La contaminazione di microplastiche, è stato spiegato a Vienna illustrando i risultati della ricerca alla conferenza internazionale dell’European Geosciences Union, “è ormai diffusa e documentata in molte regioni della Terra ed è ritenuta una tra le più impattanti sull’attività umana: ritrovata persino nella Fossa delle Marianne”, nell’Oceano Pacifico, “ha una forte persistenza nell’ambiente, può entrare nella catena alimentare e ha un forte impatto sugli ecosistemi. Nonostante l’ampia diffusione” di particelle di poliestere, poliammide, polietilene e polipropilene, “non erano stati ancora condotti studi sulla contaminazione da microplastica nelle aree di alta montagna”. E’ noto, tuttavia, che i ghiacciai non sono ambienti incontaminati ma “immagazzinano diversi inquinanti di origine antropica rilasciati nell’atmosfera”.

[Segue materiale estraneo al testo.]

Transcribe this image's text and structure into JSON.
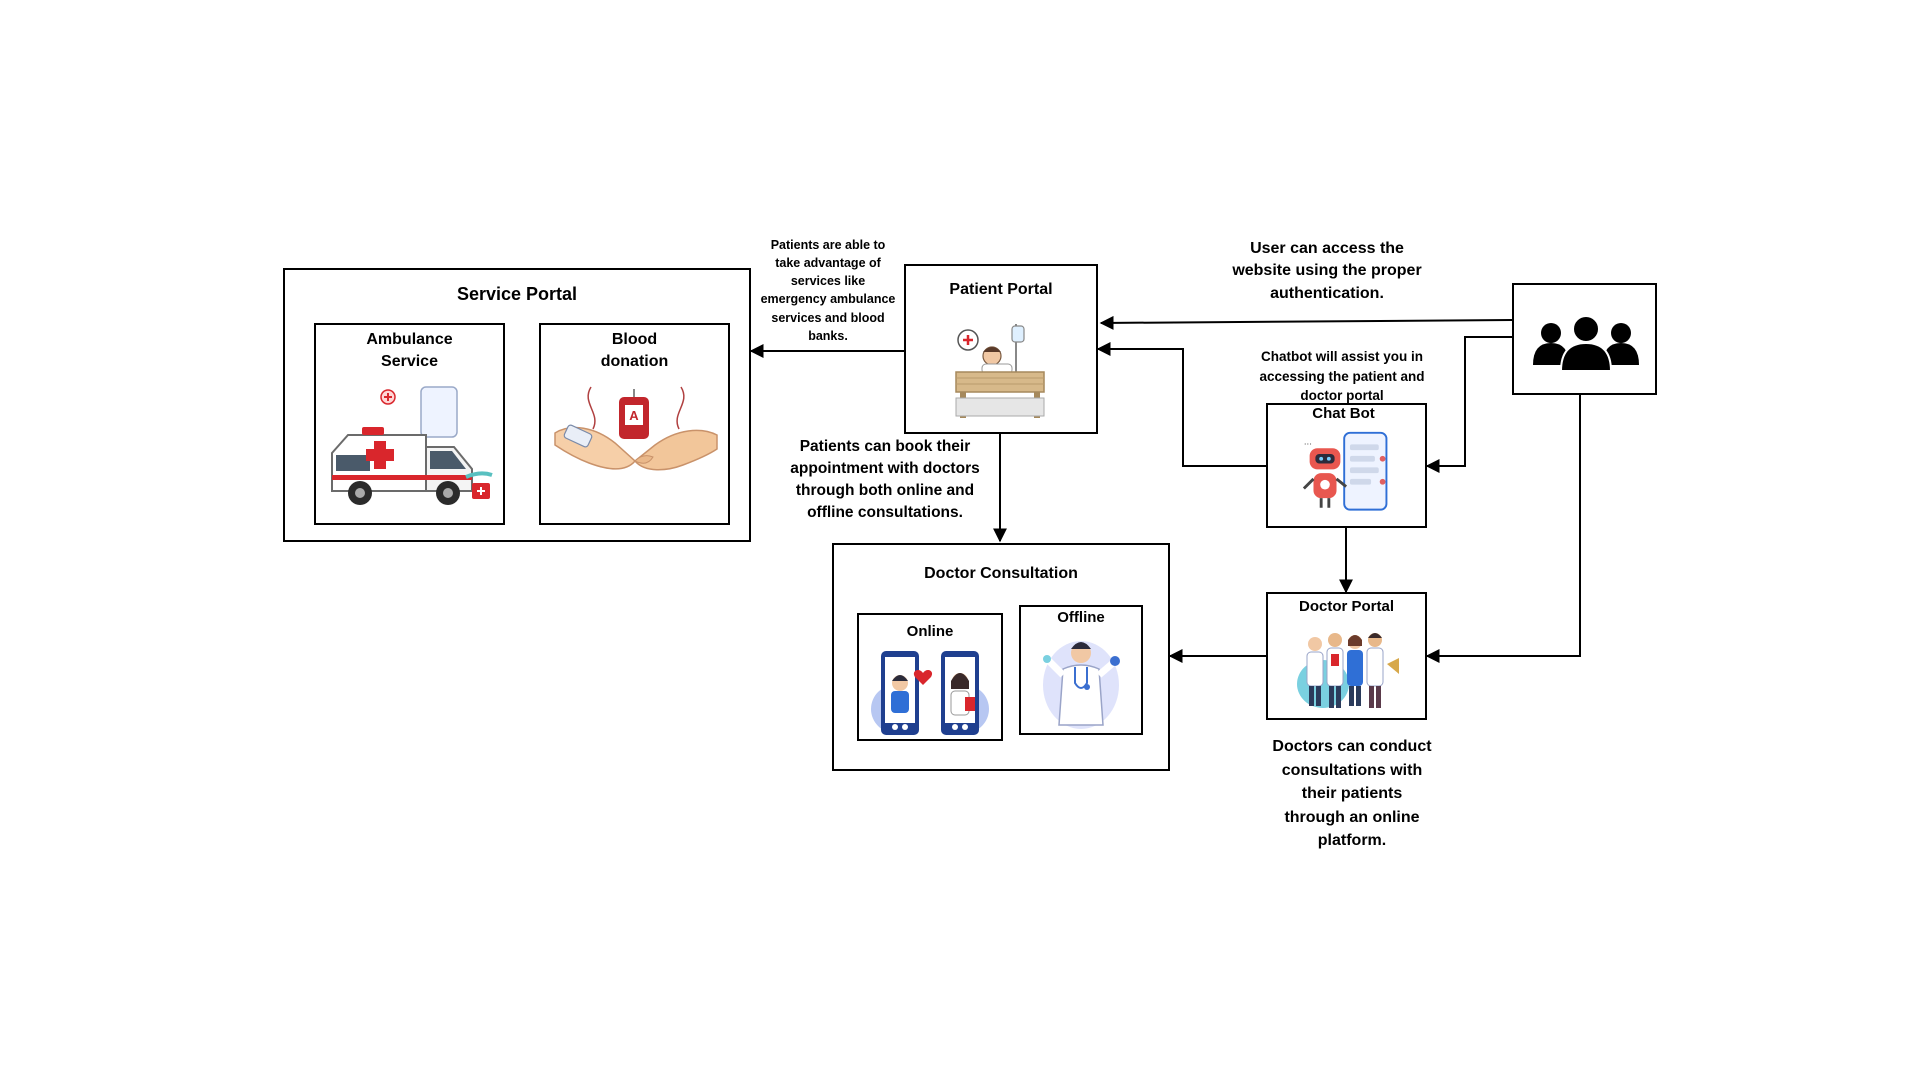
{
  "service_portal": {
    "title": "Service Portal",
    "ambulance": {
      "label_line1": "Ambulance",
      "label_line2": "Service",
      "illustration": "ambulance-icon"
    },
    "blood": {
      "label_line1": "Blood",
      "label_line2": "donation",
      "bag_letter": "A",
      "illustration": "blood-bag-icon"
    }
  },
  "patient_portal": {
    "title": "Patient Portal",
    "illustration": "patient-bed-icon"
  },
  "doctor_consultation": {
    "title": "Doctor Consultation",
    "online": {
      "label": "Online",
      "illustration": "video-call-icon"
    },
    "offline": {
      "label": "Offline",
      "illustration": "doctor-icon"
    }
  },
  "chat_bot": {
    "title": "Chat Bot",
    "illustration": "robot-phone-icon"
  },
  "doctor_portal": {
    "title": "Doctor Portal",
    "illustration": "doctors-group-icon"
  },
  "users": {
    "illustration": "user-group-icon"
  },
  "notes": {
    "services": [
      "Patients are able to",
      "take advantage of",
      "services like",
      "emergency ambulance",
      "services and blood",
      "banks."
    ],
    "booking": [
      "Patients can book their",
      "appointment with doctors",
      "through both online and",
      "offline consultations."
    ],
    "access": [
      "User can access the",
      "website using the proper",
      "authentication."
    ],
    "chatbot": [
      "Chatbot will assist you in",
      "accessing the patient and",
      "doctor portal"
    ],
    "doctors": [
      "Doctors can conduct",
      "consultations with",
      "their patients",
      "through an online",
      "platform."
    ]
  },
  "colors": {
    "accent_red": "#d9262c",
    "accent_blue": "#2f6fd6",
    "light_blue": "#b7c7f2",
    "wood": "#d7b98a"
  }
}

I ricercatori della Statale spiegano che “sebbene non sia affatto sorprendente aver riscontrato microplastiche nel sedimento sopraglaciale, estrapolando questi dati, pur con le dovute cautele, abbiamo stimato che la lingua del Ghiacciaio dei Forni potrebbe contenere da 131 a 162 milioni di particelle di plastica”. Queste particelle potrebbero essere locali, cioè provenire da abbigliamento e attrezzatura di alpinisti ed escursionisti che frequentano il ghiacciaio oppure avere una origine diffusa, cioè possono essere state trasportate da masse d’aria” e quindi essere “di difficile localizzazione”.

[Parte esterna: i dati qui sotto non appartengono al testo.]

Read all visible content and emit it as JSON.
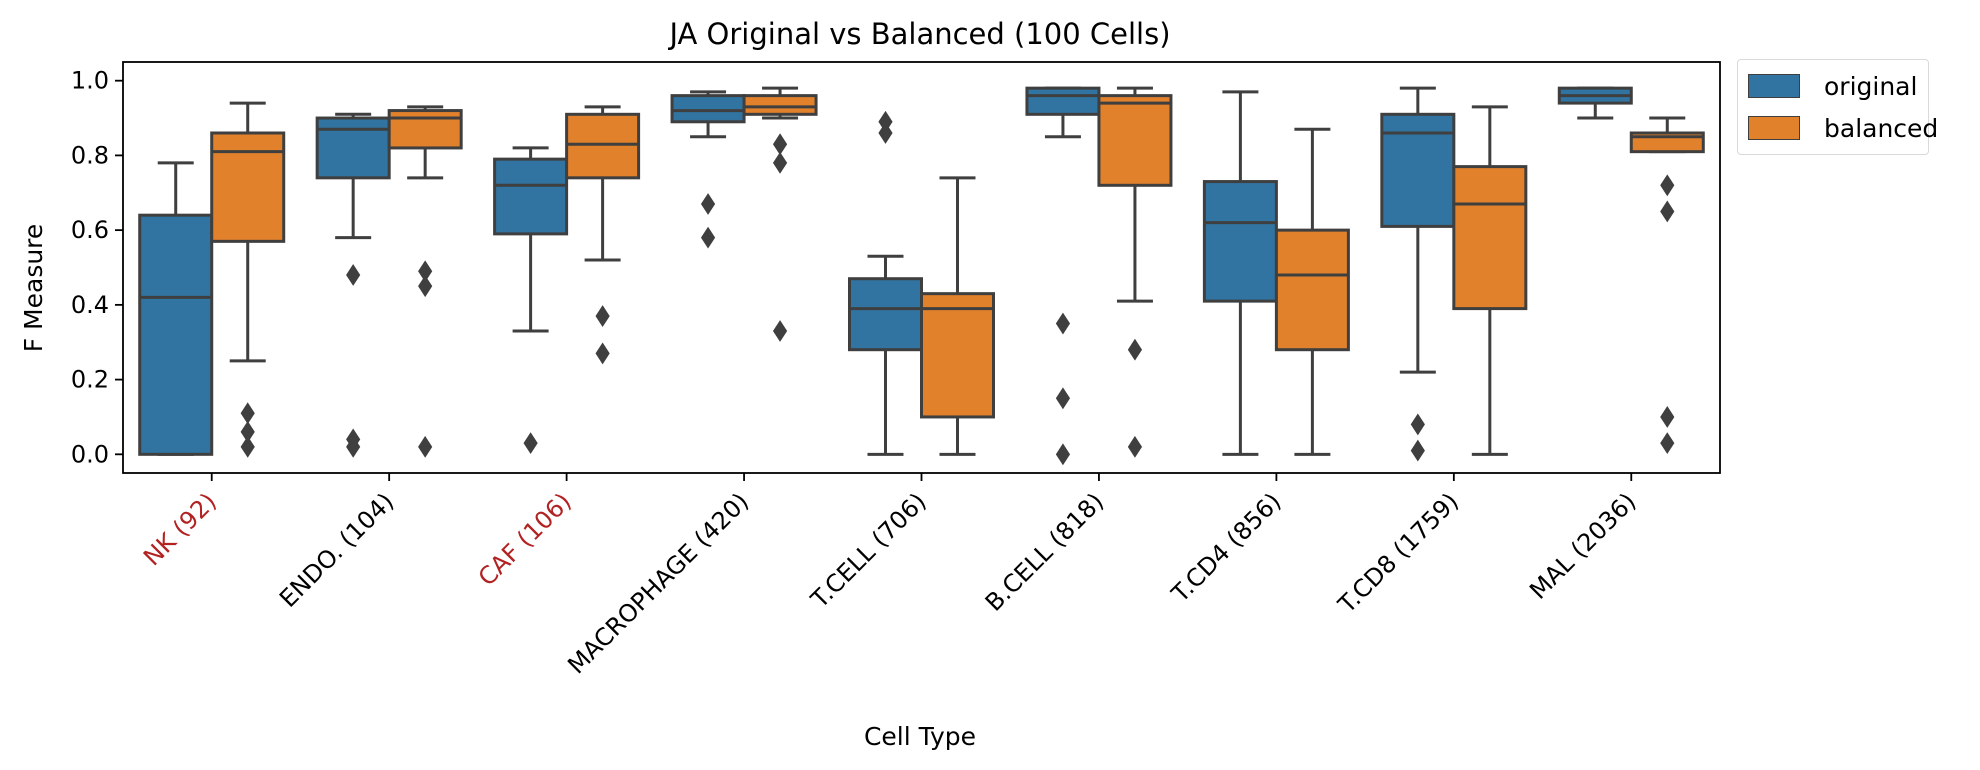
{
  "chart_data": {
    "type": "box",
    "title": "JA Original vs Balanced (100 Cells)",
    "xlabel": "Cell Type",
    "ylabel": "F Measure",
    "ylim": [
      -0.05,
      1.05
    ],
    "yticks": [
      0.0,
      0.2,
      0.4,
      0.6,
      0.8,
      1.0
    ],
    "ytick_labels": [
      "0.0",
      "0.2",
      "0.4",
      "0.6",
      "0.8",
      "1.0"
    ],
    "grid": false,
    "legend_position": "outside top-right",
    "highlight_color": "#b22222",
    "categories": [
      {
        "label": "NK (92)",
        "highlight": true
      },
      {
        "label": "ENDO. (104)",
        "highlight": false
      },
      {
        "label": "CAF (106)",
        "highlight": true
      },
      {
        "label": "MACROPHAGE (420)",
        "highlight": false
      },
      {
        "label": "T.CELL (706)",
        "highlight": false
      },
      {
        "label": "B.CELL (818)",
        "highlight": false
      },
      {
        "label": "T.CD4 (856)",
        "highlight": false
      },
      {
        "label": "T.CD8 (1759)",
        "highlight": false
      },
      {
        "label": "MAL (2036)",
        "highlight": false
      }
    ],
    "series": [
      {
        "name": "original",
        "color": "#3274a1",
        "boxes": [
          {
            "whislo": 0.0,
            "q1": 0.0,
            "med": 0.42,
            "q3": 0.64,
            "whishi": 0.78,
            "fliers": []
          },
          {
            "whislo": 0.58,
            "q1": 0.74,
            "med": 0.87,
            "q3": 0.9,
            "whishi": 0.91,
            "fliers": [
              0.48,
              0.04,
              0.02
            ]
          },
          {
            "whislo": 0.33,
            "q1": 0.59,
            "med": 0.72,
            "q3": 0.79,
            "whishi": 0.82,
            "fliers": [
              0.03
            ]
          },
          {
            "whislo": 0.85,
            "q1": 0.89,
            "med": 0.92,
            "q3": 0.96,
            "whishi": 0.97,
            "fliers": [
              0.67,
              0.58
            ]
          },
          {
            "whislo": 0.0,
            "q1": 0.28,
            "med": 0.39,
            "q3": 0.47,
            "whishi": 0.53,
            "fliers": [
              0.89,
              0.86
            ]
          },
          {
            "whislo": 0.85,
            "q1": 0.91,
            "med": 0.96,
            "q3": 0.98,
            "whishi": 0.98,
            "fliers": [
              0.35,
              0.15,
              0.0
            ]
          },
          {
            "whislo": 0.0,
            "q1": 0.41,
            "med": 0.62,
            "q3": 0.73,
            "whishi": 0.97,
            "fliers": []
          },
          {
            "whislo": 0.22,
            "q1": 0.61,
            "med": 0.86,
            "q3": 0.91,
            "whishi": 0.98,
            "fliers": [
              0.08,
              0.01
            ]
          },
          {
            "whislo": 0.9,
            "q1": 0.94,
            "med": 0.96,
            "q3": 0.98,
            "whishi": 0.98,
            "fliers": []
          }
        ]
      },
      {
        "name": "balanced",
        "color": "#e1812c",
        "boxes": [
          {
            "whislo": 0.25,
            "q1": 0.57,
            "med": 0.81,
            "q3": 0.86,
            "whishi": 0.94,
            "fliers": [
              0.11,
              0.06,
              0.02
            ]
          },
          {
            "whislo": 0.74,
            "q1": 0.82,
            "med": 0.9,
            "q3": 0.92,
            "whishi": 0.93,
            "fliers": [
              0.49,
              0.45,
              0.02
            ]
          },
          {
            "whislo": 0.52,
            "q1": 0.74,
            "med": 0.83,
            "q3": 0.91,
            "whishi": 0.93,
            "fliers": [
              0.37,
              0.27
            ]
          },
          {
            "whislo": 0.9,
            "q1": 0.91,
            "med": 0.93,
            "q3": 0.96,
            "whishi": 0.98,
            "fliers": [
              0.83,
              0.78,
              0.33
            ]
          },
          {
            "whislo": 0.0,
            "q1": 0.1,
            "med": 0.39,
            "q3": 0.43,
            "whishi": 0.74,
            "fliers": []
          },
          {
            "whislo": 0.41,
            "q1": 0.72,
            "med": 0.94,
            "q3": 0.96,
            "whishi": 0.98,
            "fliers": [
              0.28,
              0.02
            ]
          },
          {
            "whislo": 0.0,
            "q1": 0.28,
            "med": 0.48,
            "q3": 0.6,
            "whishi": 0.87,
            "fliers": []
          },
          {
            "whislo": 0.0,
            "q1": 0.39,
            "med": 0.67,
            "q3": 0.77,
            "whishi": 0.93,
            "fliers": []
          },
          {
            "whislo": 0.81,
            "q1": 0.81,
            "med": 0.85,
            "q3": 0.86,
            "whishi": 0.9,
            "fliers": [
              0.72,
              0.65,
              0.1,
              0.03
            ]
          }
        ]
      }
    ]
  }
}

Una delle sfide più grandi, spiega l’università statale, “è stata campionare il sedimento sul ghiacciaio evitando la contaminazione di particelle di plastica che costituiscono la quasi totalità dei materiali tecnici dell’abbigliamento di montagna: per farlo i ricercatori hanno indossato tessuti di cotone al 100% e usato zoccoli di legno per le calzature”.